You can browse your hometown, your favorite forest, a glacier, anything — in some areas, data is better than in others, but you can see a timelapse of every corner of the globe.
“In the biggest update to Google Earth since 2017, you can now see our planet in an entirely new dimension — time. With Timelapse in Google Earth, 24 million satellite photos from the past 37 years have been compiled into an interactive 4D experience. Now anyone can watch time unfold and witness nearly four decades of planetary change,” wrote Rebecca Moore, director of Google Earth, Earth Engine and outreach.
But the Google Timelapse feature also offers a sobering look at how much we are changing the planet.
Location after location, it’s the same story: the impact of mankind is changing the planet, whether directly (through deforestation, river management, building cities, etc), or indirectly (through climate change).
“Our planet has seen rapid environmental change in the past half-century — more than any other point in human history. Many of us have experienced these changes in our own communities,” Moore wrote.
More than just being eye candy (though it definitely is), Google’s project could help researchers interpret satellite data more easily, and could help citizen scientists find trends in their own communities.
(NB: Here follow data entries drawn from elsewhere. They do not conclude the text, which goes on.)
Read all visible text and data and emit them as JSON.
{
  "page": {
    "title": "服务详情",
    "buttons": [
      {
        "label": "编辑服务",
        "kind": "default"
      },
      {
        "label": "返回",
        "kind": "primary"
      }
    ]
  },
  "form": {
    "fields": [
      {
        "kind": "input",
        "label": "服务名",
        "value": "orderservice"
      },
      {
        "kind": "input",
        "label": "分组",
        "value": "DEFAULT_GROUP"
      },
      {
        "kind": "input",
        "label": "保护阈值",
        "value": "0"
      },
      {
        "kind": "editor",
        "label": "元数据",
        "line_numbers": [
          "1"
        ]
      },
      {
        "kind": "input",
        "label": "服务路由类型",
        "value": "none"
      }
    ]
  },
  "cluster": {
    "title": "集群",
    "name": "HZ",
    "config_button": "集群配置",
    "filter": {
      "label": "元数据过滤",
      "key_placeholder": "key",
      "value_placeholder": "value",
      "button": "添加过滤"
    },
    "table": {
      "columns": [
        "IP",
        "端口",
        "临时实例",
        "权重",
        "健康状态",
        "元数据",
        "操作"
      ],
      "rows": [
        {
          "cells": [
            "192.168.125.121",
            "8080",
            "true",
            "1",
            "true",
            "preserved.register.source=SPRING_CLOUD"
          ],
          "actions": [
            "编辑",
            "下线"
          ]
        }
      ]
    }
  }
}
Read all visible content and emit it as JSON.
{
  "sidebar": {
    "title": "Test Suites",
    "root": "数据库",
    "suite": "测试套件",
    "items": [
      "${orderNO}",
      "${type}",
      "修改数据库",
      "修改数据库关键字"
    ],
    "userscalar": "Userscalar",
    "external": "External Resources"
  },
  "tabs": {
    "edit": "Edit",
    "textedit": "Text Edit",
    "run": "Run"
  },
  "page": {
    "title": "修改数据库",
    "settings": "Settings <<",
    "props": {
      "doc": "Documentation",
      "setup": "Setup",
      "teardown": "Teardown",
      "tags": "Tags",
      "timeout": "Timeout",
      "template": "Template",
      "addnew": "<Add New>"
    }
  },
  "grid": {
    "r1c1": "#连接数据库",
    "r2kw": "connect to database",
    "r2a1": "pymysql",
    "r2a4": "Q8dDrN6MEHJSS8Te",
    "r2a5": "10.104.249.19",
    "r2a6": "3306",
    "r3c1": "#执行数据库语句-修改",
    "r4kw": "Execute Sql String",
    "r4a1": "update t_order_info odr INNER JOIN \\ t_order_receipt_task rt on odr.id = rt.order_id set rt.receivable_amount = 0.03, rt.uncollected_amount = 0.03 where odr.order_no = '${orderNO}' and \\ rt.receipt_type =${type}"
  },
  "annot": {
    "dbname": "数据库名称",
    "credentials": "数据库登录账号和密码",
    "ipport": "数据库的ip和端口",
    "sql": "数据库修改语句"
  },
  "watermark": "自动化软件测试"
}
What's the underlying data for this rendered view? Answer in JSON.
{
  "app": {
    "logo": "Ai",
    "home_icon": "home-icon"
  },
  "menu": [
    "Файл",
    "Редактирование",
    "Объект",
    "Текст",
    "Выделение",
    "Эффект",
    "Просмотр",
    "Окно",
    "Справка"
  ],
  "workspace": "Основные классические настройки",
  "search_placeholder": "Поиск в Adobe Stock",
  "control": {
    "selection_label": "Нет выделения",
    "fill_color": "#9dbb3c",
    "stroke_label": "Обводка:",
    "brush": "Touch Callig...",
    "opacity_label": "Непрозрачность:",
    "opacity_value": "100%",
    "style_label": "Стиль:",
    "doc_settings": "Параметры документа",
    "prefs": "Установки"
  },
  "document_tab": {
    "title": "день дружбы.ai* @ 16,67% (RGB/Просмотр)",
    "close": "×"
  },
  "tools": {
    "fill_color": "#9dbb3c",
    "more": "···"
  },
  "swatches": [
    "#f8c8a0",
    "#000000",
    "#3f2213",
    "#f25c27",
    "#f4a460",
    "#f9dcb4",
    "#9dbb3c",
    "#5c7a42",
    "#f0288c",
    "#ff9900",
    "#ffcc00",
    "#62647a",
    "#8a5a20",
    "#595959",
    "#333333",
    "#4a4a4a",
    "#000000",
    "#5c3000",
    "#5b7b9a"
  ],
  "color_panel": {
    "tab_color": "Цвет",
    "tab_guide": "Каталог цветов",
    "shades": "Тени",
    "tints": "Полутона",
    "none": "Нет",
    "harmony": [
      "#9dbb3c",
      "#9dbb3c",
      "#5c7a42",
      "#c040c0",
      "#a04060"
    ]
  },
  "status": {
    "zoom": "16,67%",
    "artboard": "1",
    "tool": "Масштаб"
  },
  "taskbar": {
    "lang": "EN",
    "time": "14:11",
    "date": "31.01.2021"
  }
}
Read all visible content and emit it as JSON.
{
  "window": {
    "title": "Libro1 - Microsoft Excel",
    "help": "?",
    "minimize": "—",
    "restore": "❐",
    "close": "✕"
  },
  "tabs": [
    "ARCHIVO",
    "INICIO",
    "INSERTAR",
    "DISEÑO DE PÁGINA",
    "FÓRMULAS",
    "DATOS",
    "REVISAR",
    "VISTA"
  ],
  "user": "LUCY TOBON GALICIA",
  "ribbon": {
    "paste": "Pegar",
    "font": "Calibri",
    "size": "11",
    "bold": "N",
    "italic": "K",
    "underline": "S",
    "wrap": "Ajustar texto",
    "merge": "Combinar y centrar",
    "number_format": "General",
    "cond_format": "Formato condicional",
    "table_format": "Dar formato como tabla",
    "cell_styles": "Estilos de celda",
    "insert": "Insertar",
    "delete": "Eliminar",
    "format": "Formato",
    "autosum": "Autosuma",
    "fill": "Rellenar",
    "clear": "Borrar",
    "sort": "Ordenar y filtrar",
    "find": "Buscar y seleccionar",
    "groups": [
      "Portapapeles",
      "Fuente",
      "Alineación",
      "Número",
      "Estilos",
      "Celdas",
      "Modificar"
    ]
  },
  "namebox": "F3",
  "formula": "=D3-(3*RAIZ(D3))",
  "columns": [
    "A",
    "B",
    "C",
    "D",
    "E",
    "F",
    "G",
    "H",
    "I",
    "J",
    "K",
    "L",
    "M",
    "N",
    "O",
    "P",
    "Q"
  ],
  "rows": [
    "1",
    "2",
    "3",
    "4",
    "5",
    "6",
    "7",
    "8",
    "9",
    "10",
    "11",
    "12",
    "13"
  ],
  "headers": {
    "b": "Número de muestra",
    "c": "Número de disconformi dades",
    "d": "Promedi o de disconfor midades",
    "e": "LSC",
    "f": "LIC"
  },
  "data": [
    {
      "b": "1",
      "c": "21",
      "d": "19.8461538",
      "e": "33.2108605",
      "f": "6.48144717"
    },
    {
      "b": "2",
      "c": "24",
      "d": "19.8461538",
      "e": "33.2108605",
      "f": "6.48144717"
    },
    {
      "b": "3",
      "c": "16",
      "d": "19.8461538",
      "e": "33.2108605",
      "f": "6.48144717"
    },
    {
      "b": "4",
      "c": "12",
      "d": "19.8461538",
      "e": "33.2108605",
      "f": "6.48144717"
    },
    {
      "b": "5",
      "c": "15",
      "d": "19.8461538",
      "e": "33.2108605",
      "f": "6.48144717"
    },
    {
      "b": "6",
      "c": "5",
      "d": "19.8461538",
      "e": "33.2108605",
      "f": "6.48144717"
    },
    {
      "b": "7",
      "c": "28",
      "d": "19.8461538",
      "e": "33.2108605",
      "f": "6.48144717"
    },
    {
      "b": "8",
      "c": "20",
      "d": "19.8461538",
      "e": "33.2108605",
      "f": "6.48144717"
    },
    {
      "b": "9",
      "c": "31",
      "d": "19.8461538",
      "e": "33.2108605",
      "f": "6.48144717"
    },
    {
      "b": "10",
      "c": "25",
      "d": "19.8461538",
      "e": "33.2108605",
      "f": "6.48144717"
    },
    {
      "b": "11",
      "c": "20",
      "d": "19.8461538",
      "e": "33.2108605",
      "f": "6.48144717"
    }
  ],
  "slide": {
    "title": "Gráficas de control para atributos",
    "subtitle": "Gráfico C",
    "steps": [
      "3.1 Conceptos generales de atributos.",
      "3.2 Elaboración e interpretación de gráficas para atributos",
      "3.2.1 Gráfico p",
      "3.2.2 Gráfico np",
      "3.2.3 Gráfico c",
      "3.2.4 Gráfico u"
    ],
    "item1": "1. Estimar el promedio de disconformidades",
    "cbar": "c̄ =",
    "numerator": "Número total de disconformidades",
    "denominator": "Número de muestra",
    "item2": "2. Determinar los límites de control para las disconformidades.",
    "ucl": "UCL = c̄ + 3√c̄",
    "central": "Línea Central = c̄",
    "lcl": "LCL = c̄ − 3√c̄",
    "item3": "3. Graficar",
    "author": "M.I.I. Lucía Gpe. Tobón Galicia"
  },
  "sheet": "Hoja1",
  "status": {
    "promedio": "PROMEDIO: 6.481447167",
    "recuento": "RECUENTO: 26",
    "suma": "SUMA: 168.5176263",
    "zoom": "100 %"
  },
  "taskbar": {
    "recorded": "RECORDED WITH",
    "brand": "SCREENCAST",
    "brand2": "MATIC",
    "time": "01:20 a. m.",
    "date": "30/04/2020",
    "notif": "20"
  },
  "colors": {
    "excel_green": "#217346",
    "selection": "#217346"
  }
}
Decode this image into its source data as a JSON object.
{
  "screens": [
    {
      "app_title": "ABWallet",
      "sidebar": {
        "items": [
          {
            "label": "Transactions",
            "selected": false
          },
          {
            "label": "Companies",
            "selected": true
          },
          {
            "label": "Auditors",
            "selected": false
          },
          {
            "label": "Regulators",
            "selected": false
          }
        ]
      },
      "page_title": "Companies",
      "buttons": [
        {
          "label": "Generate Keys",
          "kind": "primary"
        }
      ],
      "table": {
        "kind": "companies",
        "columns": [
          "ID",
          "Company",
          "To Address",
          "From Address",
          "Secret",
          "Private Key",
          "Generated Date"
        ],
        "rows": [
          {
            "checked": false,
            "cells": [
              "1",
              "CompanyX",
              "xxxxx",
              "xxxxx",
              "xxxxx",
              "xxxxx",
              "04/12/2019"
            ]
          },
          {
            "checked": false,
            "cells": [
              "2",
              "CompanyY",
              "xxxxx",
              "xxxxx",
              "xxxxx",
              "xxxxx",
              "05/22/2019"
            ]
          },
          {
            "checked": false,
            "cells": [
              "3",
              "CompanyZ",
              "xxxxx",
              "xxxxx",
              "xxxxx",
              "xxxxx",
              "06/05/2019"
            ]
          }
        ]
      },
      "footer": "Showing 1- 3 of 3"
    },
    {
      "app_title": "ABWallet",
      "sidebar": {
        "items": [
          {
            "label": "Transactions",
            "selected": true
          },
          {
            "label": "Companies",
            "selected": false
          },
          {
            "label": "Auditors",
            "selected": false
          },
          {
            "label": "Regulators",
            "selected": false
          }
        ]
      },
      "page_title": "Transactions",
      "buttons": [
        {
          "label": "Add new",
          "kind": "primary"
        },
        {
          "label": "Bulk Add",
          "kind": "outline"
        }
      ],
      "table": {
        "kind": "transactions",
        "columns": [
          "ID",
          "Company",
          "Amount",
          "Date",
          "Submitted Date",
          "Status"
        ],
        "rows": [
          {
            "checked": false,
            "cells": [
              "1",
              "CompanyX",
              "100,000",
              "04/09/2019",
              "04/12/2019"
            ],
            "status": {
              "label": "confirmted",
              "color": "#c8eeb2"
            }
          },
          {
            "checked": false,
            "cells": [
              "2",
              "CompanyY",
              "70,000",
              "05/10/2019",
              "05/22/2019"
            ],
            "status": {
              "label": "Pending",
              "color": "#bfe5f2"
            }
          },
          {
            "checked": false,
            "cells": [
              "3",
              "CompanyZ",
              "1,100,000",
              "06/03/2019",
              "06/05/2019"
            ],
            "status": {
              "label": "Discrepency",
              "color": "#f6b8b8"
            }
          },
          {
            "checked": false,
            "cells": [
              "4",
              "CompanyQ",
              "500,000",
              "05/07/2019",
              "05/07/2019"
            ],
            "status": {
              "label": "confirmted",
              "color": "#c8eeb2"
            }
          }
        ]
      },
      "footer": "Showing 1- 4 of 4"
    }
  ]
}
To put this all together, Google used data from both U.S. Geological Survey/NASA Landsat satellites, as well as the EU’s Copernicus Program and its Sentinel series of satellites. They also worked with Carnegie Mellon University’s CREATE Lab, which helped to process and display the approximately 10 quadrillion pixels in this database.
“More than two million processing hours across thousands of machines in Google Cloud to compile 20 petabytes of satellite imagery into a single 4.4 terapixel-sized video mosaic,” Moore explains — a process that used 100% renewable energy, in line with Google’s objectives to cut its own emissions.